Blaming TRAIN on increased sugar imports is a ‘not-so-sweet-speculation’
The Department of Finance (DOF) said that saying Tax Reform for Acceleration and Inclusion (TRAIN) resulted to a surge in sugar imports is a not-so-sweet-speculation.
The agency was reacting to a news report quoting University of the Philippines economist Rene Ofreneo.
“Like a toddler who scrapes off the sweet cream and throws away the cookies, Mr. Ofreneo takes the wrong issue with TRAIN, discards basic logical economic reasoning and, worst, sweeps under the rug the structural issues facing the sugar industry and their socio-economic implications,” DOF said.
DOF noted that imports have been falling on a year-on-year basis since the second quarter of 2017. In the past 12 quarters, sugar imports peaked to nearly 400,000 metric tons (MT) in the second quarter of 2016 before drastically falling to 110.5 MT in the second quarter of 2018, at which time food manufacturers were already clamoring Sugar Regulatory Administration (SRA) to approve more imports.

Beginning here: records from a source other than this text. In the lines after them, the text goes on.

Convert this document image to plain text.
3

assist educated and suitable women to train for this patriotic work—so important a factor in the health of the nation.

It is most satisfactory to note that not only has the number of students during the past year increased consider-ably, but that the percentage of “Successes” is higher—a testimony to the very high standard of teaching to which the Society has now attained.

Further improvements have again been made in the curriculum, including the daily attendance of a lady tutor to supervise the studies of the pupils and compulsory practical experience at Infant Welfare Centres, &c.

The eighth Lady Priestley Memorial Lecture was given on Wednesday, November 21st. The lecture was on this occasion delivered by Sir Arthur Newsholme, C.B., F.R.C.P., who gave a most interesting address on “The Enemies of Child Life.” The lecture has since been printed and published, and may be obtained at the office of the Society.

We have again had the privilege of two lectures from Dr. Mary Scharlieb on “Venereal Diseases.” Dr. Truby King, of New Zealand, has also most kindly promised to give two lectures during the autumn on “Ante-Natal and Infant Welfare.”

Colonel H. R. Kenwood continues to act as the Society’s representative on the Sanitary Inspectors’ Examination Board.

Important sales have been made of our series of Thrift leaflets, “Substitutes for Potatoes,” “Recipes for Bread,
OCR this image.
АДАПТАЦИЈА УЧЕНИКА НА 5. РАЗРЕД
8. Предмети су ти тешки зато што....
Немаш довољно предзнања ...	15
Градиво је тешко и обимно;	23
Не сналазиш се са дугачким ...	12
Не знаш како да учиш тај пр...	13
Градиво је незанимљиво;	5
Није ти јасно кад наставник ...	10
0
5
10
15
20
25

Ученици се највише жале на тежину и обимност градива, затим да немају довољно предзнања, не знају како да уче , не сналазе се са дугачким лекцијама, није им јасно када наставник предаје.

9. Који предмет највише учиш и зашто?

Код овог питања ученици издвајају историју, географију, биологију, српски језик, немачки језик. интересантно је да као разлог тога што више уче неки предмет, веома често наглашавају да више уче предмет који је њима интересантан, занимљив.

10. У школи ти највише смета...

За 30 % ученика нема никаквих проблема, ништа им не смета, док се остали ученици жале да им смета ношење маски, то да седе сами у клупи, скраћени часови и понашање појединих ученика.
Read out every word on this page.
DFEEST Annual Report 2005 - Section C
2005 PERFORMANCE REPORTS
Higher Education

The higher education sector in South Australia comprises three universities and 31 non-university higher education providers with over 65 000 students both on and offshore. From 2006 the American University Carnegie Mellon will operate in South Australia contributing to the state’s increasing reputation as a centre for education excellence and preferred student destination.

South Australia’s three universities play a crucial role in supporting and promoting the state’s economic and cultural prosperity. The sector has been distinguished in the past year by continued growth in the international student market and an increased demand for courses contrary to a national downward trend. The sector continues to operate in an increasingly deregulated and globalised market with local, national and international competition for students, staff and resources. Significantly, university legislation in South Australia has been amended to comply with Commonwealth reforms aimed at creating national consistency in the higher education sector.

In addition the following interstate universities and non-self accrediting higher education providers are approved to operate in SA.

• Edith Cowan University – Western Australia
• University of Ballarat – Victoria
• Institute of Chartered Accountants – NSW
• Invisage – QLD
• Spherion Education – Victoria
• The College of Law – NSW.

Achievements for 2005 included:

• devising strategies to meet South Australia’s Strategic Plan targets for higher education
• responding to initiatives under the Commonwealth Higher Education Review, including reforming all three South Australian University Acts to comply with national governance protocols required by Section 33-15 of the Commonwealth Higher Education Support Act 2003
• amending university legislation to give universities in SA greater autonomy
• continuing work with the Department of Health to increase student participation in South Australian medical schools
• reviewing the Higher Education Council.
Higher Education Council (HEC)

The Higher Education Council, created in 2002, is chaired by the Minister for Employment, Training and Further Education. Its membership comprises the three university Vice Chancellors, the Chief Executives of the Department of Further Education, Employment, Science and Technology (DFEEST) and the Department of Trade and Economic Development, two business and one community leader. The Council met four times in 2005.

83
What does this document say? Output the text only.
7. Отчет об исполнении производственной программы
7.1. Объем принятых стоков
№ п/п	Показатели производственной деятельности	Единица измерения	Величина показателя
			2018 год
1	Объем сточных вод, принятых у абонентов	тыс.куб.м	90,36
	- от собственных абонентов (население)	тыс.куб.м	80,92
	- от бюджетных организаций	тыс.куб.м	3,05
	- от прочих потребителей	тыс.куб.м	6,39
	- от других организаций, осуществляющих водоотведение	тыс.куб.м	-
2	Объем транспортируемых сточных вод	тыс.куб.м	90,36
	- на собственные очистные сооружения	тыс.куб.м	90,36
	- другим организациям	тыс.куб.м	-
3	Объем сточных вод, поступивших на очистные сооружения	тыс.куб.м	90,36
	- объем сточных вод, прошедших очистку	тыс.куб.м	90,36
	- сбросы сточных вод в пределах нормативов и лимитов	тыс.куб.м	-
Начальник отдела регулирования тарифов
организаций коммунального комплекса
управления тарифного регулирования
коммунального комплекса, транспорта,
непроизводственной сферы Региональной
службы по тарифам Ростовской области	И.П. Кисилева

“Note that in the first semester of 2018 domestic prices surged to as high as P2,790 per 50-kilogram bag (kg), more than double that of the landed price of their imported counterpart, at P1,300 per kg. It should have occurred to Mr. Ofreneo that a spike in imports would be something that was expected to occur anytime given the tightness in domestic supply, with or without TRAIN,” DOF said.
“And supply is tight because domestic sugar cane production dropped by 16.7 percent during the crop year 2018 at the same time that imports were declining,” it added.
DOF also said that Ofreneo should have taken into account that the new excise tax on sugar-sweetened beverages is two-tiered: 6 pesos per liter for drinks using sugar and 12 pesos for those laden with imported high fructose corn syrup (HFCS).
This gave additional protection to domestic sugar producers, it said.